Bill Canihan Jr. founded the Canihan Family Cellars in 2006 on the organic farm his father had purchased 25 years prior. Bill Jr.’s grandfather, August, worked on vineyards in Switzerland in his youth. It was August’s love of winemaking that first inspired the family to purchase farmland and his focus on Old World, minimal intervention winemaking techniques which form the core of the Canihan Family Cellar’s winemaking philosophy today.
The Canihan vineyards are located in Sonoma, on the border of the Sonoma Coast and Carneros Appellations. The warm days and cool, breezy nights provide the perfect growing conditions for the Syrah, Pinot Noir, and Chardonnay grapes they have planted.
Canihan Family Cellars upholds organic vineyard management practices.

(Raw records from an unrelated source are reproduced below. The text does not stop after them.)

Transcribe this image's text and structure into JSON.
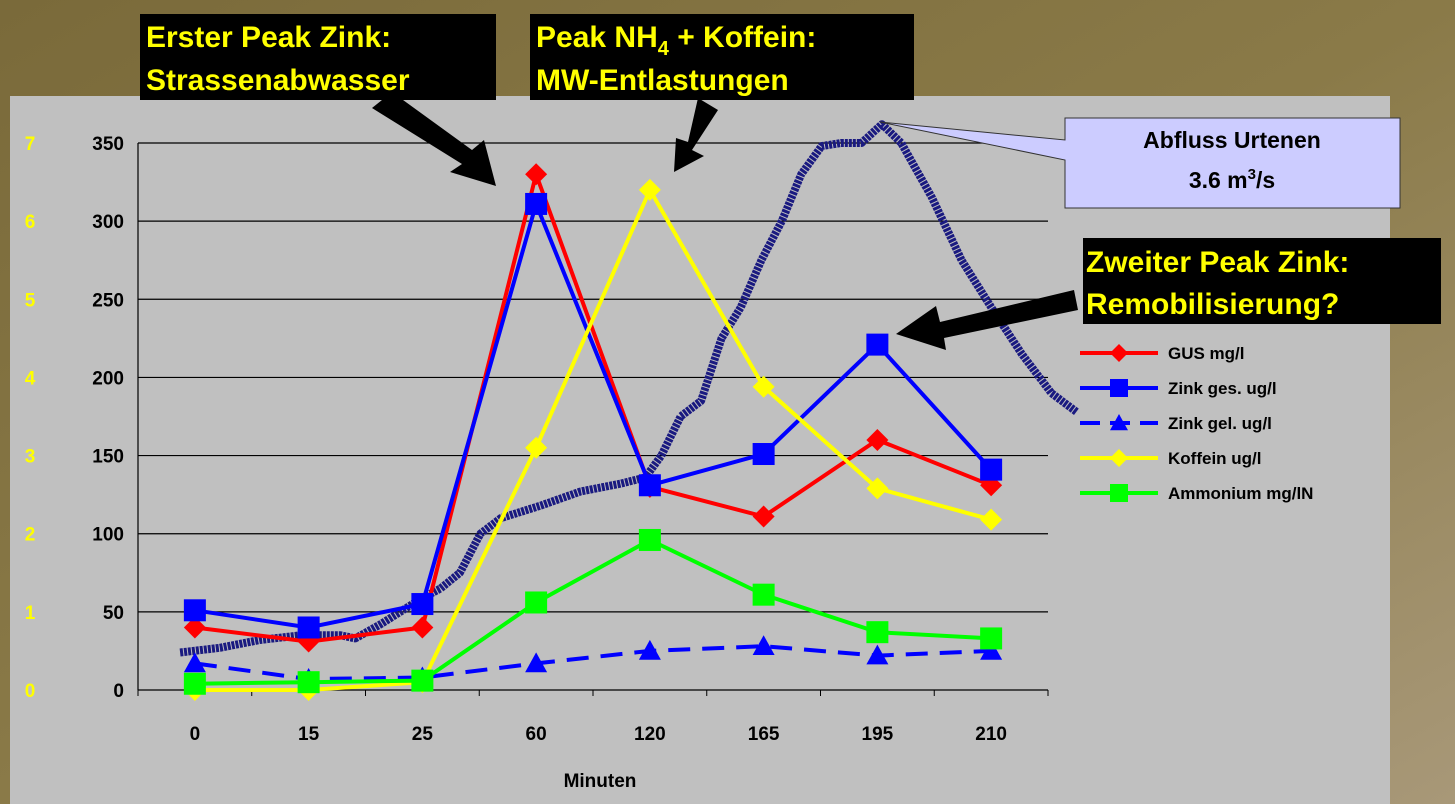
{
  "chart_data": {
    "type": "line",
    "x_label": "Minuten",
    "categories": [
      "0",
      "15",
      "25",
      "60",
      "120",
      "165",
      "195",
      "210"
    ],
    "ylim": [
      0,
      350
    ],
    "yticks": [
      0,
      50,
      100,
      150,
      200,
      250,
      300,
      350
    ],
    "y2lim": [
      0,
      7
    ],
    "y2ticks": [
      0,
      1,
      2,
      3,
      4,
      5,
      6,
      7
    ],
    "grid": true,
    "series": [
      {
        "name": "GUS mg/l",
        "color": "#ff0000",
        "marker": "diamond",
        "dash": false,
        "values": [
          40,
          31,
          40,
          330,
          130,
          111,
          160,
          131
        ]
      },
      {
        "name": "Zink ges. ug/l",
        "color": "#0000ff",
        "marker": "square",
        "dash": false,
        "values": [
          51,
          40,
          55,
          311,
          131,
          151,
          221,
          141
        ]
      },
      {
        "name": "Zink gel. ug/l",
        "color": "#0000ff",
        "marker": "triangle",
        "dash": true,
        "values": [
          17,
          7,
          8,
          17,
          25,
          28,
          22,
          25
        ]
      },
      {
        "name": "Koffein ug/l",
        "color": "#ffff00",
        "marker": "diamond",
        "dash": false,
        "values": [
          0,
          0,
          5,
          155,
          320,
          194,
          129,
          109
        ]
      },
      {
        "name": "Ammonium mg/lN",
        "color": "#00ff00",
        "marker": "square",
        "dash": false,
        "values": [
          4,
          5,
          6,
          56,
          96,
          61,
          37,
          33
        ]
      }
    ],
    "flow": {
      "color": "#1a1a80",
      "x": [
        -0.13,
        0.22,
        0.57,
        0.93,
        1.28,
        1.41,
        1.63,
        1.98,
        2.16,
        2.33,
        2.51,
        2.69,
        3.04,
        3.39,
        3.74,
        3.96,
        4.1,
        4.27,
        4.45,
        4.63,
        4.8,
        4.98,
        5.16,
        5.33,
        5.51,
        5.68,
        5.86,
        6.04,
        6.21,
        6.48,
        6.74,
        7.0,
        7.27,
        7.53,
        7.75
      ],
      "values": [
        24,
        27,
        32,
        35,
        35,
        33,
        42,
        58,
        65,
        75,
        100,
        110,
        118,
        127,
        132,
        136,
        150,
        175,
        185,
        225,
        245,
        275,
        300,
        330,
        348,
        350,
        350,
        362,
        350,
        315,
        275,
        245,
        215,
        190,
        178
      ]
    },
    "annotations": {
      "first_peak": [
        "Erster Peak Zink:",
        "Strassenabwasser"
      ],
      "nh4_peak": {
        "line1": [
          "Peak NH",
          "4",
          " + Koffein:"
        ],
        "line2": "MW-Entlastungen"
      },
      "second_peak": [
        "Zweiter Peak Zink:",
        "Remobilisierung?"
      ],
      "callout": {
        "line1": "Abfluss Urtenen",
        "line2": [
          "3.6 m",
          "3",
          "/s"
        ]
      }
    }
  }
}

They ferment their wines with naturally occurring yeast, utilize cane pruning techniques, and do not fine or filter their wines. They also practice dry farming and hand harvest their grapes, only when they have reached complete ripeness. These careful farming techniques result in flavorful wines, expressive of the region. When you utilize dry farming methods vines get their water from natural rainfall. This lack of irrigation encourages the roots to dig deeper in search of water, often up to 30 feet underground. Deeper roots interact with more microorganisms in the soil. They have access to more nutrients, support healthier vines and, in turn, create richer, more complex wines.